Lockette is seeking reinstatement of his position as well as unspecified compensatory damages and expungement of his firing, according to the complaint. He claims that he has not been able to find employment in the industry since Morgan Stanley terminated him in August 2016 “without ever raising any concrete performance concerns.”
The complaint seeks unspecified lost compensation and benefits, reinstatement to his position with retroactive seniority and full back pay and benefits, expungement of the reasons for his termination on regulatory records and compensatory and punitive damages.
We don’t know all the facts, but I find it hard to believe this man’s version of events. Corporations tend to bend over backwards to accommodate “social justice” warriors. Generally, when one does not get a raise, a raise was not warranted due to performance issues. Same with promotions and frankly, the same with keeping one’s job.
Totally agree with ELC. It just sucks being in management with the revolving door above you (at every level) and subject to the whims, thereof, of the new guy you report to who will be gone in 2-3 years. That’s what happened here and he chose the easy default. Same ol’.
“Ex-Morgan Stanley Manager Claims Race Discrimination”

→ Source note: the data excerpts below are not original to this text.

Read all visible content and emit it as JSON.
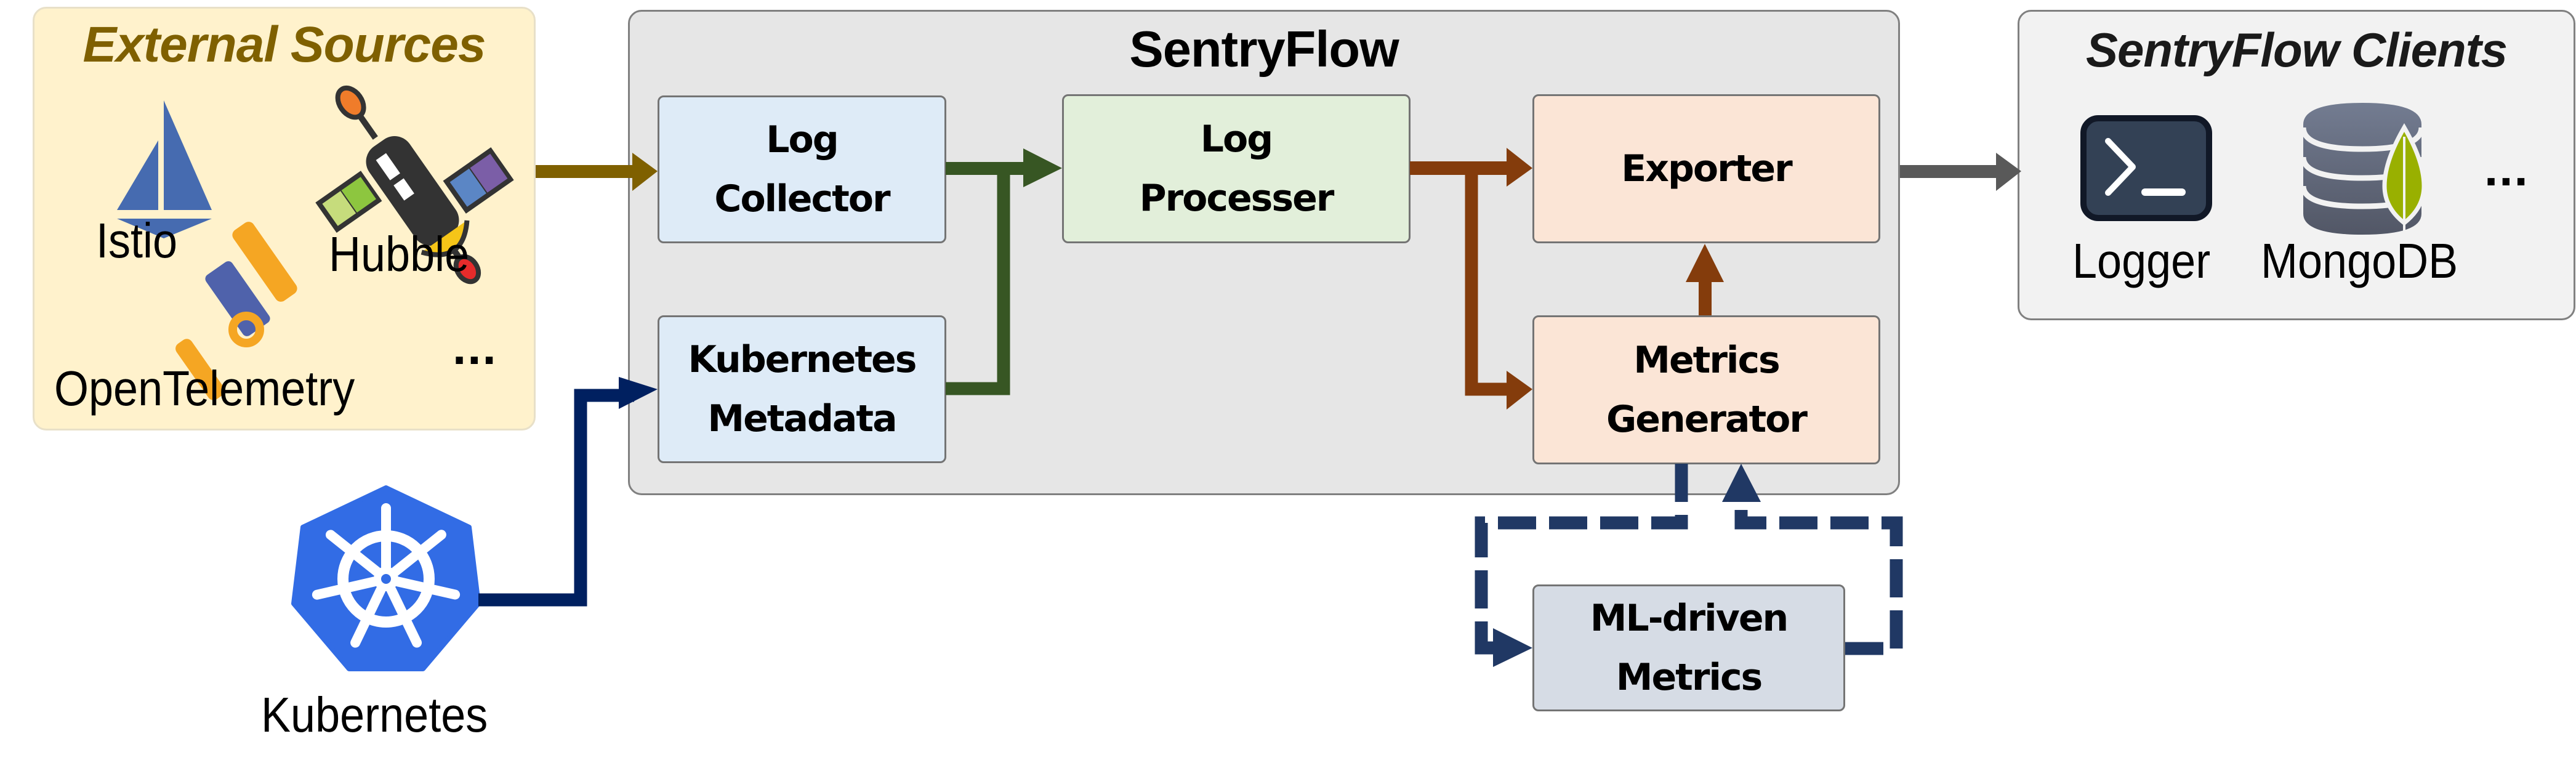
{
  "diagram": {
    "external_sources": {
      "title": "External Sources",
      "items": [
        {
          "label": "Istio",
          "icon": "istio-sail-icon"
        },
        {
          "label": "Hubble",
          "icon": "hubble-satellite-icon"
        },
        {
          "label": "OpenTelemetry",
          "icon": "opentelemetry-telescope-icon"
        }
      ],
      "more": "..."
    },
    "kubernetes": {
      "label": "Kubernetes",
      "icon": "kubernetes-helm-icon"
    },
    "sentryflow": {
      "title": "SentryFlow",
      "components": {
        "log_collector": [
          "Log",
          "Collector"
        ],
        "kubernetes_metadata": [
          "Kubernetes",
          "Metadata"
        ],
        "log_processer": [
          "Log",
          "Processer"
        ],
        "exporter": [
          "Exporter"
        ],
        "metrics_generator": [
          "Metrics",
          "Generator"
        ]
      }
    },
    "ml_driven_metrics": [
      "ML-driven",
      "Metrics"
    ],
    "clients": {
      "title": "SentryFlow Clients",
      "items": [
        {
          "label": "Logger",
          "icon": "terminal-icon"
        },
        {
          "label": "MongoDB",
          "icon": "mongodb-database-icon"
        }
      ],
      "more": "..."
    },
    "edges": [
      {
        "from": "external_sources",
        "to": "log_collector",
        "style": "solid",
        "color": "#7F6000"
      },
      {
        "from": "kubernetes",
        "to": "kubernetes_metadata",
        "style": "solid",
        "color": "#002060"
      },
      {
        "from": "log_collector",
        "to": "log_processer",
        "style": "solid",
        "color": "#375623"
      },
      {
        "from": "kubernetes_metadata",
        "to": "log_processer",
        "style": "solid",
        "color": "#375623"
      },
      {
        "from": "log_processer",
        "to": "exporter",
        "style": "solid",
        "color": "#843C0C"
      },
      {
        "from": "log_processer",
        "to": "metrics_generator",
        "style": "solid",
        "color": "#843C0C"
      },
      {
        "from": "metrics_generator",
        "to": "exporter",
        "style": "solid",
        "color": "#843C0C"
      },
      {
        "from": "metrics_generator",
        "to": "ml_driven_metrics",
        "style": "dashed",
        "color": "#203864"
      },
      {
        "from": "ml_driven_metrics",
        "to": "metrics_generator",
        "style": "dashed",
        "color": "#203864"
      },
      {
        "from": "sentryflow",
        "to": "clients",
        "style": "solid",
        "color": "#595959"
      }
    ]
  },
  "colors": {
    "external_fill": "#FFF2CC",
    "external_title": "#7F6000",
    "sentryflow_fill": "#E6E6E6",
    "clients_fill": "#F2F2F2",
    "collector_fill": "#DEEBF7",
    "processer_fill": "#E2EFDA",
    "exporter_fill": "#FBE5D6",
    "ml_fill": "#D6DCE5"
  }
}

Of course he did. Starting to fall on deaf ears, even in the hyper-PC world of financial institutions.
I believe him 100%
WHY is he able to “sue”?–doesn’t “all conflicts” have to go thru arbitration? just curious…
EEOC qualifying claims give federal and or state courts standing and moot any otherwise applicable arbitration requirement. Statue for filing an EEOC claim is short at typically one year from discovery of the discriminatory act.
I believe you can take issues of this sort that violate Federal directly to Federal courts.
Diogenes–thank you for the info–very helpful…
No raise in January 2016 should have been a sign to him to get his ass out of there and to suck up to a Morgan Stanley manager to be assured of a solid recommendation to his new employer. They fired him 7 months later — he had the time to find a better job, certainly another job, in financial services.
His lawyer has fought City Hall and won, repeatedly. Most litigators do not win class action employment lawsuits against the City of Chicago over and over.